After showing it to my housemates it became a weekly event as the series aired – I have never seen a room of people laugh so much – people were crying, exploding and convulsing – helpless. I am guessing this is how Python hit the student population in the 60s except we often rewatched the show immediately as we had missed lines drowned out by laughter. In the final year of my degree I used Brasseye as the subject of my dissertation. Yes – that’s how I spent your tax dollars, mercifully without tuition fees.
Oxide Ghosts is an hour of cream from series director Michael Cummings box of mouldy old VHS tapes featuring 70 hours of often timecoded, film and studio rushes. He has assembled a documentary that attempts to show a little of the one off man mental behind the curtain plus some of the material that didn’t make the legal or physical edit. The only thing I can compare it to for a comedy fan like me is watching Bob Dylan recording session of one of your favourite albums and getting the false starts, the goofy bits, lost verses and music plus him explaining how he wrote some of the song.

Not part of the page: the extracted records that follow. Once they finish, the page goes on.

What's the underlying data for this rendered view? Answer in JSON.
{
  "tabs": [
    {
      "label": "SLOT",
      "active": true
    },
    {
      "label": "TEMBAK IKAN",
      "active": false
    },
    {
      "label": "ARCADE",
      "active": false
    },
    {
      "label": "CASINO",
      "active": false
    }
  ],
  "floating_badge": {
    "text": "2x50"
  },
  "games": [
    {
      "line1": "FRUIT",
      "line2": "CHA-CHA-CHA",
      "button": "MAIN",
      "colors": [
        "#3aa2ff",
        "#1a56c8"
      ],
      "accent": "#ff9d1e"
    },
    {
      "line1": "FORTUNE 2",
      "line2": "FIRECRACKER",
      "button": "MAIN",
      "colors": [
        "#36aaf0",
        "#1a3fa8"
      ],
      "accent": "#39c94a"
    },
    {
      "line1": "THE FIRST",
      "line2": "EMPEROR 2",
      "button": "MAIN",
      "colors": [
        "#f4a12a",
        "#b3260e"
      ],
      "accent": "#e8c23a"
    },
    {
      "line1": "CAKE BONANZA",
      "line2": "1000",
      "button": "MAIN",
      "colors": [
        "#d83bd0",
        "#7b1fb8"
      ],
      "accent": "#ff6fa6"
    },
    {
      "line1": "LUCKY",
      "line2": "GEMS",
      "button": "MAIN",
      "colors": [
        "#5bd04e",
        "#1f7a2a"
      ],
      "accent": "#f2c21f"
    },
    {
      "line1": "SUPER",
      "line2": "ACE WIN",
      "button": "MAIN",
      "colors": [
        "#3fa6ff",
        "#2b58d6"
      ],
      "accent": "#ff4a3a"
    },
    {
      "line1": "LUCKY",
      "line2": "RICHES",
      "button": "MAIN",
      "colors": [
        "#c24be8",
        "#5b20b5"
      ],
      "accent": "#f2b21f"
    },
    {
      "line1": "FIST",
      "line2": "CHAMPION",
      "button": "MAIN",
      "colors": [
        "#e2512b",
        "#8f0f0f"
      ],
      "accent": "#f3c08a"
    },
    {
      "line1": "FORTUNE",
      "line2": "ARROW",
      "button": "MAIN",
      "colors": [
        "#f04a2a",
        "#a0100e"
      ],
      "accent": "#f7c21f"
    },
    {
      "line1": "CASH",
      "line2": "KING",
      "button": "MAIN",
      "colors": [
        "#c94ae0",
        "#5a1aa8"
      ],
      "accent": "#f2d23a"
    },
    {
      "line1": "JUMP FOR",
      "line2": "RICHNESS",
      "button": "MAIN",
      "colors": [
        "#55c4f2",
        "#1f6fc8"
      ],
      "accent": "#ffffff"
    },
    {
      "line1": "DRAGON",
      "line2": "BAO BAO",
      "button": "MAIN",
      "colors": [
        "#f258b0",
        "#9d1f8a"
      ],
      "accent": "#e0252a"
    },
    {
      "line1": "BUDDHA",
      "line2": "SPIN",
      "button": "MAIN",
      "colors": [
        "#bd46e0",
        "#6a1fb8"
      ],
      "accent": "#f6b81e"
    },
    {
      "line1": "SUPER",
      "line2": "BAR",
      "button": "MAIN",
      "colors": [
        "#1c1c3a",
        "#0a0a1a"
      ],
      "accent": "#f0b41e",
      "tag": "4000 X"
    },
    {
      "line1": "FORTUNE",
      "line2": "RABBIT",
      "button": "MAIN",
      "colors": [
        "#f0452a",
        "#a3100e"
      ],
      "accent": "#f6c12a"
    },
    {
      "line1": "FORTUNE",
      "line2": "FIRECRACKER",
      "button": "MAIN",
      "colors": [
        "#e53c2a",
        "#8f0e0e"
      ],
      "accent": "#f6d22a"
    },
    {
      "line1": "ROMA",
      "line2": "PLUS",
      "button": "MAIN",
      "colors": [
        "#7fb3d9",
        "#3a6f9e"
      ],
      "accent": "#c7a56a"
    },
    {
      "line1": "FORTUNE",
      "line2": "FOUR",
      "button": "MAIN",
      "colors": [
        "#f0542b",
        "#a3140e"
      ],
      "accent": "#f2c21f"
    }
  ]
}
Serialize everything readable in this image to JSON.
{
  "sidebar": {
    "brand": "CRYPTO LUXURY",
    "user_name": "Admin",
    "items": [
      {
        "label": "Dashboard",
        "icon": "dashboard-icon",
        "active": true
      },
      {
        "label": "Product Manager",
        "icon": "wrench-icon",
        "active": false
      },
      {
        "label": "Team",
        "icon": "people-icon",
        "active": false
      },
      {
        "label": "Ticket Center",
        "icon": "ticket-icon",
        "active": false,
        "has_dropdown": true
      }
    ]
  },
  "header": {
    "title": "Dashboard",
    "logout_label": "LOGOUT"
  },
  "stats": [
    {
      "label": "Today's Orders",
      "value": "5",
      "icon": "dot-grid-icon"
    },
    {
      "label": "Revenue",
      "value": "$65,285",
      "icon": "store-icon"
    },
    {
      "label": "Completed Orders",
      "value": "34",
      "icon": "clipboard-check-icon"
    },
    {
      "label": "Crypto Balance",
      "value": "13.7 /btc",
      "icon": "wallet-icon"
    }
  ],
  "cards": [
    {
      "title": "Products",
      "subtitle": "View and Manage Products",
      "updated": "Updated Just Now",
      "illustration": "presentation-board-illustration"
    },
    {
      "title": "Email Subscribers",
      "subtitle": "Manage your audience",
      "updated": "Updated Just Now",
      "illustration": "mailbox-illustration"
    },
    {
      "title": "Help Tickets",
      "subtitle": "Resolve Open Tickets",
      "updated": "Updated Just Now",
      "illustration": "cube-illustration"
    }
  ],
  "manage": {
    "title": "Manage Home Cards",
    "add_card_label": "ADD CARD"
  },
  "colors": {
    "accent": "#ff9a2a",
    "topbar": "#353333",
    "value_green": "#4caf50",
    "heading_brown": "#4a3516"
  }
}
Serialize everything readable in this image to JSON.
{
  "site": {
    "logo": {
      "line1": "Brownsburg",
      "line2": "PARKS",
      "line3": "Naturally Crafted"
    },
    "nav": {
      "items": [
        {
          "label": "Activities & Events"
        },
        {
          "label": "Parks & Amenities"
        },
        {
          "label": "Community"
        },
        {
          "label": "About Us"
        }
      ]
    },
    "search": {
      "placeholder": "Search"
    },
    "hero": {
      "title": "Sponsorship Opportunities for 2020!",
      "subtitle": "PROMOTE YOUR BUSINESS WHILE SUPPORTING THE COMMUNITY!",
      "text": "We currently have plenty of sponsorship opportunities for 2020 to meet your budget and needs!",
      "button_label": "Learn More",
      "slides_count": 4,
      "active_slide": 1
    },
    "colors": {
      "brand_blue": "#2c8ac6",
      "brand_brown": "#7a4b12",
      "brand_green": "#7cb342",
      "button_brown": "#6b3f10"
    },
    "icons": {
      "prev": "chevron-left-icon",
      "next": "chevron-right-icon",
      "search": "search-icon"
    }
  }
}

So we get an extended section of the infamous Peter Sutcliffe Musical that was hinted at on the DVD complete with a song. The Reggie Kray call which earned them a visit from “one of the boys”, extra bits of Cake, Chris inadvertently making an elephant piss itself, more bothering of drug dealers whilst in nappy and space hopper hat. A couple of things didn’t really work and were trying too hard to be tasteless but I laughed constantly and loudly throughout
There was also a real thrill of seeing Chris Morris break character or just burst out laughing as he’s cultivated this image of being serious and remote, rarely does interviews or explains himself. Extended versions of broadcast scenes demonstrated his improvisational skills and his commitment to his art.
The film was followed by a Q&A with Cummings where he expanded a bit more on how he put the film together, that Toyah was the only celebrity who refused to read out the nonsense they gave her to say, how they could never do the show today mostly thanks to the loopholes closed up as the result of their duping skills. He was clearly delighted that 20 years on the show is still remembered and celebrated but wonders if some news programme makers who aped its bombastic style knew that it was supposed to be a joke.
The only way you will ever see this film is at screenings like the one I attended with 200 other fans. Chris saw and approved of the footage being seen but he and Cummings believe that in a world where everything is available at the click of a mouse that the film should be something you have to get off your backside and go see. Screenings are beings held all over the UK and Ireland for as long as there are people who want to see it.